Along with ensuring that provider bonuses are based on patient outcomes, the agency also wants to stop insurers from using expenses not directly related to quality improvement to inflate their MLRs. Some insurers count expenses like overhead, marketing, lobbying, office space, executives’ salaries, company retreats and wall art as incurred claims, CMS wrote in the proposed rule. The agency expects its proposed change to increase rebates or reduce premiums by almost $50 million per year.
This proposal is unpopular with insurance lobbying giant AHIP, which said in comments on the proposed rule that indirect expenses like salaries, phones and information technology are necessary to help plans carry out quality initiatives.
AHIP agreed that lobbying and executive salaries don’t merit inclusion in MLR reporting, but said insurers should be able to claim a broader set of expenses as quality improvement activities if they can show these expenses are related to quality improvement. CMS should also release examples of what wouldn’t count as a direct quality improvement activity under the new policy, AHIP said.
Today, insurers spend most of their quality improvement dollars on patient navigation and care coordination, said Jonathan Buck, a principal at Polsinelli who focuses on health law.
If this rule is finalized, it could underscore the importance of collaboration between payers and providers, and accelerate adoption of value-based care among health systems, since they will have to share more information to insurers to satisfy their MLR requirements, Buck said. This could spur investment in data libraries and management service organizations, particularly for independent physician associations that may lack administrative capabilities.
“It might be the case that service providers are going to be in demand,” Buck said. “The Humanas and the Uniteds of the world can probably do this in-house, but a very large IPA group might not have the capability to just whip these reports up.”

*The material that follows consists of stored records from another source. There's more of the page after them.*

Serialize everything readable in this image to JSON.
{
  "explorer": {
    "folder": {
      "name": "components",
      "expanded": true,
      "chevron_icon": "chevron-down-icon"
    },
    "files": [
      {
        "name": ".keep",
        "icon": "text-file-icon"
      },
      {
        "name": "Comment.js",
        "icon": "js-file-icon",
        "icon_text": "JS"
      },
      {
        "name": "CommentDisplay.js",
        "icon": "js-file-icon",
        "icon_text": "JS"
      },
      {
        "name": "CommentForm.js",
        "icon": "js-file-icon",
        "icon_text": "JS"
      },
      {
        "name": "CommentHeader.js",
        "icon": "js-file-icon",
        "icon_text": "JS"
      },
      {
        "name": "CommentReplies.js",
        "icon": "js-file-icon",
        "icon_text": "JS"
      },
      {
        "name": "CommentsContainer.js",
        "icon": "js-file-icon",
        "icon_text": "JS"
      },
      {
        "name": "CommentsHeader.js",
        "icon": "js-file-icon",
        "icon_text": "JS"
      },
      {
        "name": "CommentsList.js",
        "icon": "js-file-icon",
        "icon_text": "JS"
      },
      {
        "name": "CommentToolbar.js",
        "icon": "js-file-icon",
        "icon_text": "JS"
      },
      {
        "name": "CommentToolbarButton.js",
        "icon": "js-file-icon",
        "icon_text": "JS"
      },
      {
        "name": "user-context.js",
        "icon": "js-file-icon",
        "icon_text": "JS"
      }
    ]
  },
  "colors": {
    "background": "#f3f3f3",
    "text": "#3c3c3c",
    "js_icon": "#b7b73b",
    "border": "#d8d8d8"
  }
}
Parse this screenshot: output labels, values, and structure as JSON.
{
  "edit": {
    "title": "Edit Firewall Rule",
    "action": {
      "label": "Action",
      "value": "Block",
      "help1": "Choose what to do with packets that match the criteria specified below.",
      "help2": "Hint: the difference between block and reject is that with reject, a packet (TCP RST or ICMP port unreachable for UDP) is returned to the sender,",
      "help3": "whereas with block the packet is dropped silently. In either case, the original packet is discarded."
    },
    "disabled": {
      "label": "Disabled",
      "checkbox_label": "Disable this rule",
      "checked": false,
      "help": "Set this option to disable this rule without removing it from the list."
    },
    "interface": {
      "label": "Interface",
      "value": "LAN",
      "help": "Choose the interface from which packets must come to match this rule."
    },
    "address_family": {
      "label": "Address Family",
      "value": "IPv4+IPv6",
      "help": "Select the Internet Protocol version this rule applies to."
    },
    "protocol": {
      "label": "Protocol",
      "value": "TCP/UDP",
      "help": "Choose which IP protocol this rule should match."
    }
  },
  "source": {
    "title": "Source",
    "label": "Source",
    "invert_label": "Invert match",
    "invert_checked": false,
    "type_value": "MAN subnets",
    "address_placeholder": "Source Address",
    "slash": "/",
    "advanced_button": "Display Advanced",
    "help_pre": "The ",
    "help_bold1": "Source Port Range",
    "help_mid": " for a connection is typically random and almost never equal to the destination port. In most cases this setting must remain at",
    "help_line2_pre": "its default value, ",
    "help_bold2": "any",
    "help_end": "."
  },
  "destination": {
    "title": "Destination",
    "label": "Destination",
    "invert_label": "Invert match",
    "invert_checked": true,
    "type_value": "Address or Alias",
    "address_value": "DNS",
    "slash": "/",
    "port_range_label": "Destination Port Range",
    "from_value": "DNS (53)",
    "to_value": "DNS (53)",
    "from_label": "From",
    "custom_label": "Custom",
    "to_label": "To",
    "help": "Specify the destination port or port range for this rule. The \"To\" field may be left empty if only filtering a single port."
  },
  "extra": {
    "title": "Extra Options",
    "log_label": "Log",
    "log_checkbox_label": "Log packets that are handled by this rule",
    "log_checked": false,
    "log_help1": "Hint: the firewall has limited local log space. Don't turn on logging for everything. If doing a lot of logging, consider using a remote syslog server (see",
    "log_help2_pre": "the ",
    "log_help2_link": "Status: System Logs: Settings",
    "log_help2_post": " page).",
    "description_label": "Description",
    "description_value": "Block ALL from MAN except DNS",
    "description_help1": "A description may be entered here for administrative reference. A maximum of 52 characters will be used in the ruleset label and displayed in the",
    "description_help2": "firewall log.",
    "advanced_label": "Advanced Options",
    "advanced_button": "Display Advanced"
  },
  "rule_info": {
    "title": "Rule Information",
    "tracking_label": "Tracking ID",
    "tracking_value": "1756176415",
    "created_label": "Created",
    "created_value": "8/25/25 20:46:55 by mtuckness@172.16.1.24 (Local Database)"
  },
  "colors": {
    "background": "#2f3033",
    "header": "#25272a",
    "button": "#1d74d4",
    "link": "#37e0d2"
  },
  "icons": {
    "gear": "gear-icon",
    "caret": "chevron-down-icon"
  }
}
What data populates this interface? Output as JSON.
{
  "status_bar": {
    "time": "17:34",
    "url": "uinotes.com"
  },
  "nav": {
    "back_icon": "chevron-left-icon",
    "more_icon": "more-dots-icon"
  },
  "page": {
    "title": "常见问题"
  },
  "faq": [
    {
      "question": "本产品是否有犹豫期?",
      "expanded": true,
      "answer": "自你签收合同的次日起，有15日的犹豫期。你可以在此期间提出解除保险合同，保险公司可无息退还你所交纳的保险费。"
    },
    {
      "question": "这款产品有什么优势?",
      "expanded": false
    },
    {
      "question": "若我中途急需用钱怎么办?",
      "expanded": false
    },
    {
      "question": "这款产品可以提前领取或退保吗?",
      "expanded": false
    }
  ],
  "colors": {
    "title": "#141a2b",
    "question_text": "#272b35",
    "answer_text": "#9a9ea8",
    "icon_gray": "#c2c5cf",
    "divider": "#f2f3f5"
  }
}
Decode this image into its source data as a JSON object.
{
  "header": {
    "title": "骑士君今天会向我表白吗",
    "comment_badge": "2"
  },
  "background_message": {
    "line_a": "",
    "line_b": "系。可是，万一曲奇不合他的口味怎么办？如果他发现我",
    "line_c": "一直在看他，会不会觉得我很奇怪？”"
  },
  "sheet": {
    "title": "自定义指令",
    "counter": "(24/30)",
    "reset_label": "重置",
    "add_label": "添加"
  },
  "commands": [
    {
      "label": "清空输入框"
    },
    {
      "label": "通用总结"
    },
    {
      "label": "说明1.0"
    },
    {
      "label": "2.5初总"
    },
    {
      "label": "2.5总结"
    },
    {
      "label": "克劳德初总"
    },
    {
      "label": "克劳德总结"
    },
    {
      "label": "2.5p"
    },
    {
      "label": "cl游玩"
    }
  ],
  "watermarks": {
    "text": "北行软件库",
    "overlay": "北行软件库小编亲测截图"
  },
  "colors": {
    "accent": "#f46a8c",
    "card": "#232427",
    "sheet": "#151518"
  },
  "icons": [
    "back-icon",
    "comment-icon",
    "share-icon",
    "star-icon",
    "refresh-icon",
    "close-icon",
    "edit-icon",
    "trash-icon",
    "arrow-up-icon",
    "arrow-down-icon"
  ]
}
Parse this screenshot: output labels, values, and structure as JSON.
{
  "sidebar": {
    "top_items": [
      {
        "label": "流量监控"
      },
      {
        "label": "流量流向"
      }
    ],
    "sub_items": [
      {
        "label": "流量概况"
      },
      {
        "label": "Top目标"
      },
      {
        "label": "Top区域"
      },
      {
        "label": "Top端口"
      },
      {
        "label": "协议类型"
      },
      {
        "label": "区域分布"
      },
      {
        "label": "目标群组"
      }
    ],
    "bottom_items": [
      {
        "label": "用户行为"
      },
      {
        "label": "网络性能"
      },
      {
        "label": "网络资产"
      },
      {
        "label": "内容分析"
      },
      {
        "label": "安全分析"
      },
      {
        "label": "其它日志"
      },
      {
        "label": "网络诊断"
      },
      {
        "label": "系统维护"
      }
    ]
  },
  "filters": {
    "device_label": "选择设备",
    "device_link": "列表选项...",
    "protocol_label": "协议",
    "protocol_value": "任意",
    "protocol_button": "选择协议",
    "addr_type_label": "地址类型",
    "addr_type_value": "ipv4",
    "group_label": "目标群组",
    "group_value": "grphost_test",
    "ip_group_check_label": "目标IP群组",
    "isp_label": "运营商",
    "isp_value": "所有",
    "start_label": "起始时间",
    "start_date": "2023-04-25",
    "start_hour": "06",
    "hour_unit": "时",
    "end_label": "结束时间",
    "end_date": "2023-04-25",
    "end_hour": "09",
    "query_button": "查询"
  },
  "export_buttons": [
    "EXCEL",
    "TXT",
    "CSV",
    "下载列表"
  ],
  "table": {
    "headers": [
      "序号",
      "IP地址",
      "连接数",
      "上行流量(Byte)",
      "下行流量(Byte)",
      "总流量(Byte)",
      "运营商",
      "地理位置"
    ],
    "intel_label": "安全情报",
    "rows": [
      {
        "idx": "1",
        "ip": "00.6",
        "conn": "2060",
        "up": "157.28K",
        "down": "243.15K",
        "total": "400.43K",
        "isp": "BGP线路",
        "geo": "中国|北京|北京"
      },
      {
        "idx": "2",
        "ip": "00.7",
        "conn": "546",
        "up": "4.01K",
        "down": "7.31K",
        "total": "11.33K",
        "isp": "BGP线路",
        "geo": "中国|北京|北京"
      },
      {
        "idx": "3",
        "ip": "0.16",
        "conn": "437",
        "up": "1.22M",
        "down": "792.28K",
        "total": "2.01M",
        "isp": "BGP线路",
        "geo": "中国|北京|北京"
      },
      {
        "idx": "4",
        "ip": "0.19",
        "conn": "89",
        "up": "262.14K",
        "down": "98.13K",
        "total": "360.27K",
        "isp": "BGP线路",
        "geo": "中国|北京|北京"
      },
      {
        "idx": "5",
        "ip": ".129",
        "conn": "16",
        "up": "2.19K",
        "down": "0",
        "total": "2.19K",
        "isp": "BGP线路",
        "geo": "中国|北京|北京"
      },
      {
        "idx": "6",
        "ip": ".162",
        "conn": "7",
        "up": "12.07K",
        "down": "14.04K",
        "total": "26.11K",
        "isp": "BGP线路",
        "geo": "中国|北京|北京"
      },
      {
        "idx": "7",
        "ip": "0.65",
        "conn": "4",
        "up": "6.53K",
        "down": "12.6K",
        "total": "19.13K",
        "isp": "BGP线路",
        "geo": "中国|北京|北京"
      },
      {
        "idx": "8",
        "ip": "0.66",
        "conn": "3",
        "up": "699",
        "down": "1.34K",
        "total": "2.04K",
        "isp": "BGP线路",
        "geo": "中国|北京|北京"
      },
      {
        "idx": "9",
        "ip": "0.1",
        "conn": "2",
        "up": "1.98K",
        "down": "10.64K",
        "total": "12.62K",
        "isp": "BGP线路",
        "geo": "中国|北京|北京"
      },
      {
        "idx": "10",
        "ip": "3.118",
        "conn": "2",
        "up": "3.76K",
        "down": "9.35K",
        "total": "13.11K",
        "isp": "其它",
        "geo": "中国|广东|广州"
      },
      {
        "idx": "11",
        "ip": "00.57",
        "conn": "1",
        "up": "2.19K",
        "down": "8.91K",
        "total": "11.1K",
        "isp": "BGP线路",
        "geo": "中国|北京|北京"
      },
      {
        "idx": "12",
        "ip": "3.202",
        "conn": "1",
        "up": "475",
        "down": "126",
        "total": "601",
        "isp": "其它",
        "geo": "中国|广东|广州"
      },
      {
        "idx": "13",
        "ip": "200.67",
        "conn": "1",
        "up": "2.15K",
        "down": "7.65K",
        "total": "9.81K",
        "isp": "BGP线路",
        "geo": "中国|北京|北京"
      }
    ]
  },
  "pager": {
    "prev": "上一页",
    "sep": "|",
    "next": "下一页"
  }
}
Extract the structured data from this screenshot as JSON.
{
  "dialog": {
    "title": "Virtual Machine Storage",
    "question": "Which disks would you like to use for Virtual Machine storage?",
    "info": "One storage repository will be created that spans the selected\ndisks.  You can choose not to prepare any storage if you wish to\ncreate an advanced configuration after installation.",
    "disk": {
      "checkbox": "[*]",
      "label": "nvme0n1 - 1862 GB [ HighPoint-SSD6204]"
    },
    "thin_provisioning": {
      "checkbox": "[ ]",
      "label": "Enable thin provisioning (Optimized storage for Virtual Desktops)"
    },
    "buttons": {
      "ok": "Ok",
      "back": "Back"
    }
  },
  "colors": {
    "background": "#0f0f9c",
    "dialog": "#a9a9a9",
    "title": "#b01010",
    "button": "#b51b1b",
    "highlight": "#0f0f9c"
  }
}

On the health system side, this rule could also impact their incentive structures, change their operating models, and may change federal reporting requirements, said Bryan Komornik, a partner at the healthcare and life sciences division of consultancy West Monroe. Komornik said provider groups will have to invest in additional administrative, compliance and quality tools to meet these new standards. He hoped the end result would be greater consumer transparency, and not healthcare costs.
“To me, let’s not get hung up on the calculation,” Komornik said. “Not the metrics, but the outcomes, let’s address population health needs, let’s get the data in a place where we can actually prioritize the care appropriately, and shift the insurer from being the person that didn’t pay the claim to being someone that’s actually helping navigate a complex process for the betterment of everybody.”